Veteran trader Peter Brandt insists Bitcoin has still not recorded a breakout, urging caution despite the firstborn crypto’s recent gains.
In an analysis today, Brandt argued that Bitcoin’s recent movements do not yet constitute a “real” breakout. He focused on important structures and price points that Bitcoin must breach to qualify as a legitimate breakout.
The Bitcoin Inverted Broadening Triangle
Brandt’s chart shows an inverted broadening triangle pattern on the weekly BTC chart. The legendary analyst had previously identified this pattern, suggesting that Bitcoin would remain in a bearish setup as long as it trades within the structure.

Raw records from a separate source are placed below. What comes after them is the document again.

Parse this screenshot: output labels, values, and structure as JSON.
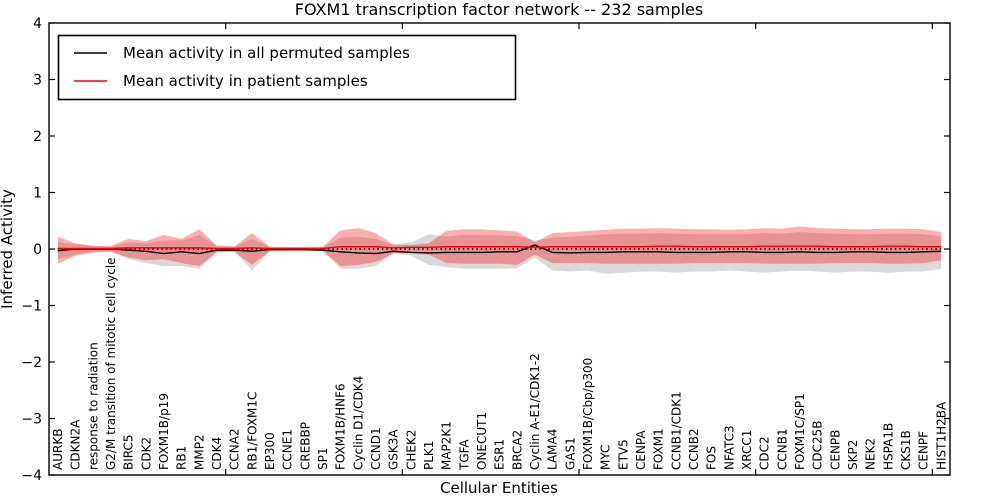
{
  "title": "FOXM1 transcription factor network -- 232 samples",
  "legend": {
    "position": "upper-left",
    "entries": [
      {
        "label": "Mean activity in all permuted samples",
        "color": "#000000"
      },
      {
        "label": "Mean activity in patient samples",
        "color": "#ff0000"
      }
    ]
  },
  "colors": {
    "patient_line": "#ff0000",
    "permuted_line": "#000000",
    "patient_band": "rgba(255,0,0,0.32)",
    "permuted_band": "rgba(128,128,128,0.30)",
    "frame": "#000000"
  },
  "chart_data": {
    "type": "area",
    "title": "FOXM1 transcription factor network -- 232 samples",
    "xlabel": "Cellular Entities",
    "ylabel": "Inferred Activity",
    "ylim": [
      -4,
      4
    ],
    "yticks": [
      -4,
      -3,
      -2,
      -1,
      0,
      1,
      2,
      3,
      4
    ],
    "xticks": [
      10,
      20,
      30,
      40,
      50
    ],
    "grid": false,
    "zero_line": "dotted",
    "legend_position": "upper-left",
    "categories": [
      "AURKB",
      "CDKN2A",
      "response to radiation",
      "G2/M transition of mitotic cell cycle",
      "BIRC5",
      "CDK2",
      "FOXM1B/p19",
      "RB1",
      "MMP2",
      "CDK4",
      "CCNA2",
      "RB1/FOXM1C",
      "EP300",
      "CCNE1",
      "CREBBP",
      "SP1",
      "FOXM1B/HNF6",
      "Cyclin D1/CDK4",
      "CCND1",
      "GSK3A",
      "CHEK2",
      "PLK1",
      "MAP2K1",
      "TGFA",
      "ONECUT1",
      "ESR1",
      "BRCA2",
      "Cyclin A-E1/CDK1-2",
      "LAMA4",
      "GAS1",
      "FOXM1B/Cbp/p300",
      "MYC",
      "ETV5",
      "CENPA",
      "FOXM1",
      "CCNB1/CDK1",
      "CCNB2",
      "FOS",
      "NFATC3",
      "XRCC1",
      "CDC2",
      "CCNB1",
      "FOXM1C/SP1",
      "CDC25B",
      "CENPB",
      "SKP2",
      "NEK2",
      "HSPA1B",
      "CKS1B",
      "CENPF",
      "HIST1H2BA"
    ],
    "series": [
      {
        "name": "Mean activity in all permuted samples",
        "kind": "line",
        "color": "#000000",
        "values": [
          -0.03,
          0.0,
          0.0,
          0.0,
          -0.02,
          -0.04,
          -0.08,
          -0.05,
          -0.08,
          -0.02,
          -0.02,
          -0.04,
          -0.01,
          -0.01,
          -0.01,
          -0.02,
          -0.05,
          -0.07,
          -0.08,
          -0.04,
          -0.06,
          -0.07,
          -0.06,
          -0.06,
          -0.06,
          -0.05,
          -0.05,
          0.07,
          -0.06,
          -0.07,
          -0.06,
          -0.06,
          -0.05,
          -0.05,
          -0.05,
          -0.06,
          -0.06,
          -0.06,
          -0.05,
          -0.05,
          -0.06,
          -0.06,
          -0.05,
          -0.06,
          -0.06,
          -0.05,
          -0.05,
          -0.06,
          -0.06,
          -0.05,
          -0.04
        ]
      },
      {
        "name": "Mean activity in patient samples",
        "kind": "line",
        "color": "#ff0000",
        "values": [
          0.01,
          0.01,
          0.01,
          0.01,
          0.02,
          0.02,
          0.02,
          0.02,
          0.02,
          0.01,
          0.01,
          0.02,
          0.01,
          0.01,
          0.01,
          0.01,
          0.04,
          0.04,
          0.04,
          0.02,
          0.03,
          0.03,
          0.04,
          0.04,
          0.04,
          0.04,
          0.04,
          0.03,
          0.04,
          0.04,
          0.04,
          0.04,
          0.04,
          0.04,
          0.05,
          0.05,
          0.04,
          0.04,
          0.04,
          0.04,
          0.05,
          0.05,
          0.05,
          0.05,
          0.04,
          0.04,
          0.04,
          0.05,
          0.05,
          0.04,
          0.04
        ]
      },
      {
        "name": "permuted-band",
        "kind": "band",
        "color": "rgba(128,128,128,0.30)",
        "upper": [
          0.12,
          0.08,
          0.05,
          0.04,
          0.12,
          0.1,
          0.15,
          0.15,
          0.25,
          0.05,
          0.04,
          0.18,
          0.03,
          0.03,
          0.03,
          0.03,
          0.2,
          0.22,
          0.18,
          0.07,
          0.12,
          0.26,
          0.22,
          0.25,
          0.25,
          0.24,
          0.23,
          0.15,
          0.2,
          0.22,
          0.24,
          0.26,
          0.27,
          0.27,
          0.28,
          0.27,
          0.26,
          0.26,
          0.26,
          0.26,
          0.28,
          0.27,
          0.3,
          0.28,
          0.27,
          0.26,
          0.26,
          0.27,
          0.27,
          0.26,
          0.22
        ],
        "lower": [
          -0.18,
          -0.1,
          -0.05,
          -0.04,
          -0.18,
          -0.25,
          -0.3,
          -0.3,
          -0.35,
          -0.05,
          -0.04,
          -0.38,
          -0.03,
          -0.03,
          -0.03,
          -0.03,
          -0.35,
          -0.35,
          -0.3,
          -0.07,
          -0.12,
          -0.28,
          -0.32,
          -0.35,
          -0.35,
          -0.35,
          -0.34,
          -0.15,
          -0.38,
          -0.4,
          -0.38,
          -0.44,
          -0.42,
          -0.4,
          -0.4,
          -0.42,
          -0.4,
          -0.4,
          -0.38,
          -0.4,
          -0.42,
          -0.4,
          -0.38,
          -0.4,
          -0.42,
          -0.4,
          -0.4,
          -0.42,
          -0.4,
          -0.4,
          -0.35
        ]
      },
      {
        "name": "patient-band",
        "kind": "band",
        "color": "rgba(255,0,0,0.32)",
        "upper": [
          0.22,
          0.1,
          0.06,
          0.05,
          0.18,
          0.14,
          0.25,
          0.18,
          0.35,
          0.06,
          0.05,
          0.28,
          0.04,
          0.03,
          0.03,
          0.04,
          0.33,
          0.37,
          0.28,
          0.08,
          0.07,
          0.1,
          0.32,
          0.35,
          0.35,
          0.33,
          0.31,
          0.12,
          0.28,
          0.3,
          0.32,
          0.34,
          0.36,
          0.36,
          0.37,
          0.36,
          0.35,
          0.35,
          0.34,
          0.35,
          0.37,
          0.36,
          0.4,
          0.37,
          0.36,
          0.35,
          0.35,
          0.36,
          0.36,
          0.35,
          0.3
        ],
        "lower": [
          -0.26,
          -0.12,
          -0.06,
          -0.05,
          -0.15,
          -0.2,
          -0.18,
          -0.25,
          -0.3,
          -0.06,
          -0.05,
          -0.28,
          -0.04,
          -0.03,
          -0.03,
          -0.04,
          -0.3,
          -0.28,
          -0.23,
          -0.08,
          -0.07,
          -0.1,
          -0.25,
          -0.26,
          -0.26,
          -0.26,
          -0.28,
          -0.1,
          -0.25,
          -0.25,
          -0.25,
          -0.26,
          -0.26,
          -0.26,
          -0.26,
          -0.26,
          -0.25,
          -0.25,
          -0.25,
          -0.25,
          -0.26,
          -0.26,
          -0.26,
          -0.26,
          -0.25,
          -0.25,
          -0.25,
          -0.26,
          -0.26,
          -0.25,
          -0.2
        ]
      }
    ]
  }
}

Bitcoin’s recent push above the $71,000 level marks a new four-month high, triggering optimism within the trading community. However, Brandt notes that while this advance has excited Bitcoin bulls, it falls short of a confirmed breakout.
Bitcoin Inverted Broadening Triangle | Peter Brandt
According to him, a mere “nicking” of the boundary lines—where the price touches or slightly surpasses the upper trendline of the triangle—does not translate to a true breakout.
Brandt insists that Bitcoin must reach specific criteria for a definitive breakout. For one, it should achieve a daily close above $76,000, ideally confirmed at midnight UTC on a Sunday, which would provide a strong weekly close to corroborate the upward momentum.
For context, the $76,000 mark both exceeds the triangle’s upper boundary and places Bitcoin above its March 2024 ATH, a major resistance point. This ensures that Bitcoin has moved beyond just “nicking” trendlines and has convincingly broken through prior highs.
Brandt also called attention to the challenges of trading diagonal patterns with slanted boundaries. Such formations are more prone to “false” breakouts. In this case, price movements seem to indicate a breakout but quickly revert. At press time, BTC trades for $71,561, up 3.6% in the last 24 hours.
Bitcoin Sees Resistance at Multi-Year Highs Against Gold
Meanwhile, in a separate chart, Brandt compared Bitcoin and Gold in a “heavyweight division” of the fight against inflation. In this chart, Bitcoin’s trajectory against gold shows a broader struggle over the past 42 months.
Despite periods of growth, Bitcoin has failed to surpass the 34.08-ounce resistance set in March 2024 and the double highs of 2021. These price levels form a horizontal resistance zone, acting as a ceiling that Bitcoin must breach.
BTCGLD 1W Chart | Peter Brandt
The BTC/GLD ratio currently sits at 25.88, still below both the March 2024 peak and the 2021 highs. Notably, Bitcoin’s inability to move above these levels for over three and a half years shows a lack of substantial progress.
However, in previous reports, Brandt has argued that Bitcoin still has potential to outpace Gold. Earlier this month, he predicted Bitcoin to soar to 123 ounces of Gold. In April, the market veteran insisted that BTC will rule over Gold and Silver for a long time.